Desdemona 1.3.208-218
My noble father,
I do perceive here a divided duty:
To you I am bound for life and education;
My life and education both do learn me
How to respect you; you are the lord of duty;
I am hitherto your daughter: but here’s my husband,
And so much duty as my mother show’d
To you, preferring you before her father,
So much I challenge that I may profess
Due to the Moor my lord.

In these lines, Desdemona has been brought before her father, Othello, and the council in order to judge whether Othello has tricked her into marrying him and if she actually loves him. She shows her loyalty to Othello by using her mother’s loyalty to her husband instead of her own father in order to back up her case (lines 215-218). Desdemona’s use of her mother as an example leaves no room for her father to argue back, as he cannot deny the loyalty of his wife over her own father. This opens his eyes to his daughter’s maturity and standing, but doesn’t quell his anger any less.

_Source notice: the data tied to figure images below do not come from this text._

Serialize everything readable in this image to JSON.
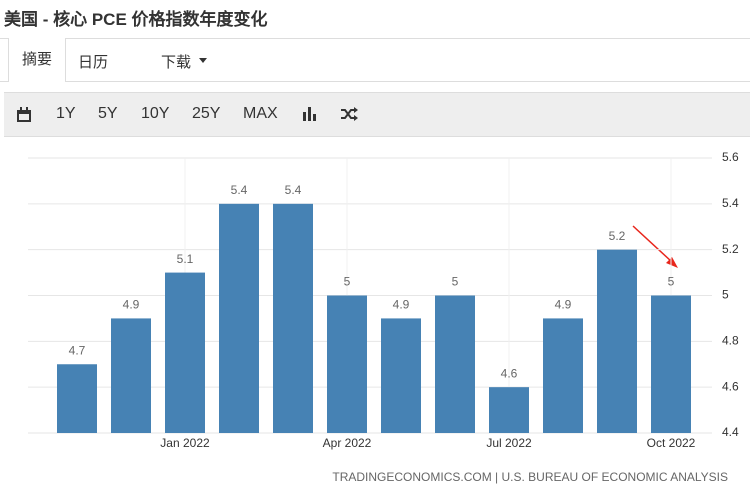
{
  "header": {
    "title": "美国 - 核心 PCE 价格指数年度变化"
  },
  "tabs": [
    "摘要",
    "日历",
    "下载"
  ],
  "toolbar": [
    "1Y",
    "5Y",
    "10Y",
    "25Y",
    "MAX"
  ],
  "chart_data": {
    "type": "bar",
    "categories": [
      null,
      null,
      "Jan 2022",
      null,
      null,
      "Apr 2022",
      null,
      null,
      "Jul 2022",
      null,
      null,
      "Oct 2022"
    ],
    "values": [
      4.7,
      4.9,
      5.1,
      5.4,
      5.4,
      5,
      4.9,
      5,
      4.6,
      4.9,
      5.2,
      5
    ],
    "color": "#4682b4",
    "ylim": [
      4.4,
      5.6
    ],
    "yticks": [
      4.4,
      4.6,
      4.8,
      5,
      5.2,
      5.4,
      5.6
    ],
    "grid": true,
    "source": "TRADINGECONOMICS.COM | U.S. BUREAU OF ECONOMIC ANALYSIS"
  }
}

Desdemona is a witty young woman with a good understanding of her social status and duties. Her argument proves her love while avoiding completely throwing off her father, as she does express her gratefulness to him for her life and upbringing.

Desdemona 4.2.175-186
O good Iago,
What shall I do to win my lord again?
Good friend, go to him; for, by this light of heaven,
I know not how I lost him. Here I kneel:
If e’er my will did trespass ‘gainst his love,
Either in discourse of thought or actual deed,
Or that mine eyes, mine ears, or any sense,
Delighted them in any other form;
Or that I do not yet, and ever did.
And ever will–though he do shake me off
To beggarly divorcement–love him dearly,
Comfort forswear me!

Desdemona expresses her distress to Iago after Othello has mistreated her. A large chunk of these lines shows that she truly has no idea what she has done to upset Othello, as he has not been honest with her about why he’s mad. We know that he thinks that she’s having an affair with Cassio, but she doesn’t know that yet. She asks Iago to talk to him and find out why he’s angry, but we know Iago is the one whose raised Othello’s suspicions. At the end of her lines, Desdemona says that no amount of unkindness Othello shows her will dash her love for him, something that ultimately kills them both.